GRAPHIC IMAGE WARNING!! Taking a turkey with archery gear is one of the ultimate challenges in all of hunting. Here’s what to use on the business end of your arrows.
1 of 9
Very few animals are as challenging to harvest with a bow as wild turkeys. Their keen eyesight, natural wariness, and ability to turn into David Copperfield and disappear into thin air after they’re hit with an arrow make them an extreme challenge.
You wouldn’t think by looking at a turkey that they would present much of a challenge. After all, they’re just a pile of feathers and a few pounds of meat, right? Wrong! Turkeys are one of the toughest animals on two legs and you can’t assume you have Thanksgiving Dinner in the bag until you are wrapping your tag around their legs.
After they are hit with a broadhead they can run and hide in the brush, fly away or run so fast that hunters stand no chance of catching up.

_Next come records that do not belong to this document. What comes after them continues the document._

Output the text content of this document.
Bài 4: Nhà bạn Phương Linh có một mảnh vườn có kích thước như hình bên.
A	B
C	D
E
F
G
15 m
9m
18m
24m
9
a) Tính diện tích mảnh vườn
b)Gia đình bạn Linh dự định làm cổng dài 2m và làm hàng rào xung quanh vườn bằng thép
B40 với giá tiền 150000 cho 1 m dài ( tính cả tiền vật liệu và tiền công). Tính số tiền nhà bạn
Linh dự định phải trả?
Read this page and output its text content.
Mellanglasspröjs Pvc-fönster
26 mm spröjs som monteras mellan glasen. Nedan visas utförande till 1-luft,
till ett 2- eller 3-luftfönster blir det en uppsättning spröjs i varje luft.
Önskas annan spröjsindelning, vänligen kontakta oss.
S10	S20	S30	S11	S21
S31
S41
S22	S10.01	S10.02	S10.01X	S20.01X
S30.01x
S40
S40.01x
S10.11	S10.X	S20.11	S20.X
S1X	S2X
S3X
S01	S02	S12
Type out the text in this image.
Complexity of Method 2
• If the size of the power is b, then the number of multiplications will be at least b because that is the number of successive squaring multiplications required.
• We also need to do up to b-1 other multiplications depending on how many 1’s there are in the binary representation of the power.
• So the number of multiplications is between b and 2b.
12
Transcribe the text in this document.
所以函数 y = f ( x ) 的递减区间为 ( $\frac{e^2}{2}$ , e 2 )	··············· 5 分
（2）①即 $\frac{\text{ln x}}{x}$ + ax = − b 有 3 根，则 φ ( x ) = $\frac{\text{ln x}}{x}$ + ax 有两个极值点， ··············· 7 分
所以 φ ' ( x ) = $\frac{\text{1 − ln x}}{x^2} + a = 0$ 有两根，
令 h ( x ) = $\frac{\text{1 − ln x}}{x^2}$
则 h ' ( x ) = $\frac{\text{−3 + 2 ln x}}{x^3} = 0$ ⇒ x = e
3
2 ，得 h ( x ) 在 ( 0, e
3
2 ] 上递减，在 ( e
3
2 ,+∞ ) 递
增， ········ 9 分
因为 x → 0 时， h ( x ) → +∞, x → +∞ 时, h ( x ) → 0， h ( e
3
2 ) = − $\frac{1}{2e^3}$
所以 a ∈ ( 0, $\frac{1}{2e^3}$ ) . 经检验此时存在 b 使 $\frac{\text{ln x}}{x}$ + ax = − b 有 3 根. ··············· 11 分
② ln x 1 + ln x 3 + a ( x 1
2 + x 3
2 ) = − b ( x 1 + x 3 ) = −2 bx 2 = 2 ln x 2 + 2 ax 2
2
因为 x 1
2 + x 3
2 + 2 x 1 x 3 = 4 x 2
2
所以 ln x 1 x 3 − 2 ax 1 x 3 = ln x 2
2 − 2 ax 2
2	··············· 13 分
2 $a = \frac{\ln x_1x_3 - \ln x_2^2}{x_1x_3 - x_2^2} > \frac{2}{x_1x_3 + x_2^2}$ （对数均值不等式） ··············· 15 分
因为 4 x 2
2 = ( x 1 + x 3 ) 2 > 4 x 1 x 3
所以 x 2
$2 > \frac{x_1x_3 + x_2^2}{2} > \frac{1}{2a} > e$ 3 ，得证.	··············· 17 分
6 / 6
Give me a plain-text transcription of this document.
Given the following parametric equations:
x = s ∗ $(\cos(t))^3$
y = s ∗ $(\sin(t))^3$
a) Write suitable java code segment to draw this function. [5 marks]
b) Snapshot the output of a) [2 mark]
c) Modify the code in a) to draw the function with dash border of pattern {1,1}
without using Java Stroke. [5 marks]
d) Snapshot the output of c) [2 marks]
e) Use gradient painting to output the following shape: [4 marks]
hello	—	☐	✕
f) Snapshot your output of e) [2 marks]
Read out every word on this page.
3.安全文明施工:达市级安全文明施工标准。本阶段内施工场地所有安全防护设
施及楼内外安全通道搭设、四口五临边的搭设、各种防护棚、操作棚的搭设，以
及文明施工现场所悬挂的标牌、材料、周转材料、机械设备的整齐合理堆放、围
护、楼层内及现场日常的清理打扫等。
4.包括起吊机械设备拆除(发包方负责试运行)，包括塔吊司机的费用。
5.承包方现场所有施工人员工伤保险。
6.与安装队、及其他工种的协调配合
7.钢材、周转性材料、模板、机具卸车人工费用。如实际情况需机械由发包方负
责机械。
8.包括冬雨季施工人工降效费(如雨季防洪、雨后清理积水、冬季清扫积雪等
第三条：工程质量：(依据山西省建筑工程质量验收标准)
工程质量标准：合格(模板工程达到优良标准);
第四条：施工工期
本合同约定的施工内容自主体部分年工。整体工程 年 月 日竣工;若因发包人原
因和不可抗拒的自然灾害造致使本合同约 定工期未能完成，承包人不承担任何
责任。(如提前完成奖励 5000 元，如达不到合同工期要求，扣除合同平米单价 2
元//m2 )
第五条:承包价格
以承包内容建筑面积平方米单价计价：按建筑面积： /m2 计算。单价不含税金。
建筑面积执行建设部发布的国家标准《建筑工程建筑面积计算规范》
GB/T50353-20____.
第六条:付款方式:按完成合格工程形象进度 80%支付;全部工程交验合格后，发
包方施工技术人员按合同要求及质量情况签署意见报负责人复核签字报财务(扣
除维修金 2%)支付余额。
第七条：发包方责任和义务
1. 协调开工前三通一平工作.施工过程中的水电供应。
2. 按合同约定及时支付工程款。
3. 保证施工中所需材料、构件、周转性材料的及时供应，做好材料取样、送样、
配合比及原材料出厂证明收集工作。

In many states, the number of bowhunters who tag a gobbler in the spring is below 20%. The number of bowhunters who take a shot or hit a bird with an arrow is much higher. A well-placed arrow is crucial when turkey hunting with archery gear. To help bowhunters become more successful, many companies have broadheads designed specifically for putting a spring gobbler next to the mashed potatoes where he belongs.
STEEL FORCE TALON
Most broadheads fly through a turkey’s body quickly which often results in little internal damage. In the past, many bowhunters placed washers on the backside of their broadheads to reduce penetration, resulting in more internal damage and greater shock to the bird. Steel Force Broadheads has fixed this problem with their Talon Series. The Talon is very effective due to its serrated edges that face forward. The wicked forward-facing serrated blades reduce penetration and maximize tissue damage, which quickly brings the bird down. The Talon Phat Head has a .080-inch-thick main blade and is available in 100- and 125-grains.